Ele vinha da escola triste. Por mais que se esforçasse não conseguia fazer amigos por lá. Mais tarde, sob as paredes grossas de sua casa se encontrava em conforto absoluto, maior do que encontrava em gente. Era como se o lugar lhe tivesse afeto. No breu da cama de baixo da beliche, sob a tenda de seu lençol que bloqueava a luz da janela, esculpiu as montanhas de cobertor onde morou, reinou e imaginou amigos por milênios. Estava em casa e ali as preocupações relativas aos esforços exigidos pelo “mundo real” não lhe tocavam.
Ela, mais uma vez, escapou. Estava no mesmo banco de sempre, entre a igreja e o salão de festas, na lateral da praça da Matriz e aguardava ansiosa a vigia noturna. Era uma senhora de certa idade, solteira e independente, e cheia de histórias. Em casa, seus pais, por volta desse horário, estariam discutindo sobre bebida, contas e outros tantos temas insuportáveis. Esqueciam que ela existia e, por isso, ela conseguia existir um pouco, viajando nas histórias sobre as quais a vigia noturna da praça lhe falava. Dia sim, dia não, nas primeiras horas de uma escala doze por trinta e seis, a vida era cheia de possibilidades.

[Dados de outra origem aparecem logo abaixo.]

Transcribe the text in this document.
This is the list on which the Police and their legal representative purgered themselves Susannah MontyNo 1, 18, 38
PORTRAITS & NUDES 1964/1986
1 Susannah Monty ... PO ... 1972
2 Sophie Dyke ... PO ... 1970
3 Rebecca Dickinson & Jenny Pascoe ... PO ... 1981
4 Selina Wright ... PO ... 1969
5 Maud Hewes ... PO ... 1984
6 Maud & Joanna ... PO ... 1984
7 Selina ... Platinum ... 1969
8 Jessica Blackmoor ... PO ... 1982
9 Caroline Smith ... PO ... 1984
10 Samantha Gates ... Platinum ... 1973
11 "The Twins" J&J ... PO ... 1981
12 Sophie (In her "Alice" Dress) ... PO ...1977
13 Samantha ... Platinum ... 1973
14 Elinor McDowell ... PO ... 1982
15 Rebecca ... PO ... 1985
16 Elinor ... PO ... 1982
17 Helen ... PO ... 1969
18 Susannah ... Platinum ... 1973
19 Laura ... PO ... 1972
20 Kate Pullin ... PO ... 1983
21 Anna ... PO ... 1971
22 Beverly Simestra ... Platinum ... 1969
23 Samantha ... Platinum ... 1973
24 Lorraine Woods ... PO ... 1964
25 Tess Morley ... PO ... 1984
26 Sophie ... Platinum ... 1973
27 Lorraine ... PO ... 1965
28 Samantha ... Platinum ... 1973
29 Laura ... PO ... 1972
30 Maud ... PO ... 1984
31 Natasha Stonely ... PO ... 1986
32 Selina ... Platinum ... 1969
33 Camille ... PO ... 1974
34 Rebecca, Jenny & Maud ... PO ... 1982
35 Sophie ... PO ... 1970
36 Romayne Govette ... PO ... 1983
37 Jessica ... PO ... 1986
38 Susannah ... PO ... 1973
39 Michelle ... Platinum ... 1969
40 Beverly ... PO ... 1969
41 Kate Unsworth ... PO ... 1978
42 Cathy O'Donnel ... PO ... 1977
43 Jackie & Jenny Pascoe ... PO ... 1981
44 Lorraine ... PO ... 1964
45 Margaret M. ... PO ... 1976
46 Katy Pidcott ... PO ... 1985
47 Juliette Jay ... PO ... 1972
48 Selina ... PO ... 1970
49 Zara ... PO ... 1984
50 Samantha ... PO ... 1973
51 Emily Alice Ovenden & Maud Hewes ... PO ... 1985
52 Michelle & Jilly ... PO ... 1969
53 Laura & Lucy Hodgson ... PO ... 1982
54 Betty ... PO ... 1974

Depois de nove horas na empresa, enquanto o ônibus movia seu corpo por outras duas mais, em um dia sem surpresas, estaria em casa… Daria um beijo em seu companheiro, perguntaria o que ele desejaria comer para deixar já descongelando e adiantar o preparo. Veriam algo na TV… O que? Um filme? Um ou dois episódios de alguma série? Fariam uma refeição cheia de carinho, e cada um em seu quarto, mais tarde, ao descansarem, teriam o coração aquecido por poder ter alguém com quem compartilhar, ainda que em um dia comum, um lugar no outro onde morar.
Chegaram mais dois amigos. É noite de sexta-feira! É noite de futebol. Essa semana não veio muita gente, é verdade, mas quem importava, de fato, estava ali. Depois do esporte, o bar, a conversa e o riso até quase amanhecer. Ainda que o peso das relações externas lhes curvassem os ombros e lhes pesassem nas pálpebras, aqueles três amigos só encontravam acolhida real estando juntos. Lá a alegria ou choro eram reais, ainda que socialmente justificados, eventualmente, pela embriaguez.
Nunca aceitaram que ela tivesse, após emancipada, decidido ir morar com seu avô. Esperavam tanto dela, cobravam-lhe formar família. Ser independente. Dar-lhes o orgulho que seria o esperado fruto do tanto que investiram em sua educação. Mas não. Ela amava seu avô. Disseram que era comodismo, disseram que era interesse. Ela jamais se incomodou. Seu avô estava feliz por não estar sozinho. Sentia-se privilegiado em receber o amor manifestado pela decisão da neta em permanecer presente, quando tudo o que era lógico lhe insinuava que se afastasse. Ali ela sentia-se respeitada. Com ele, compartilhava momentos bons, e no espaço que ele lhe ofereceu, encontrava paz, que era tudo o que mais almejava.
Lares são fugazes. Podem durar muitos anos, alguns meses ou horas. Lares são relativos, são posição no universo em que nos encontramos em afeto; seja conosco mesmos, com amigos, com amores, com nossa família ou com lugares. Lares são livres de medos, de expectativas, de julgamentos, precisam nos permitir momentos em que possamos existir com leveza. Lar? lares e similares.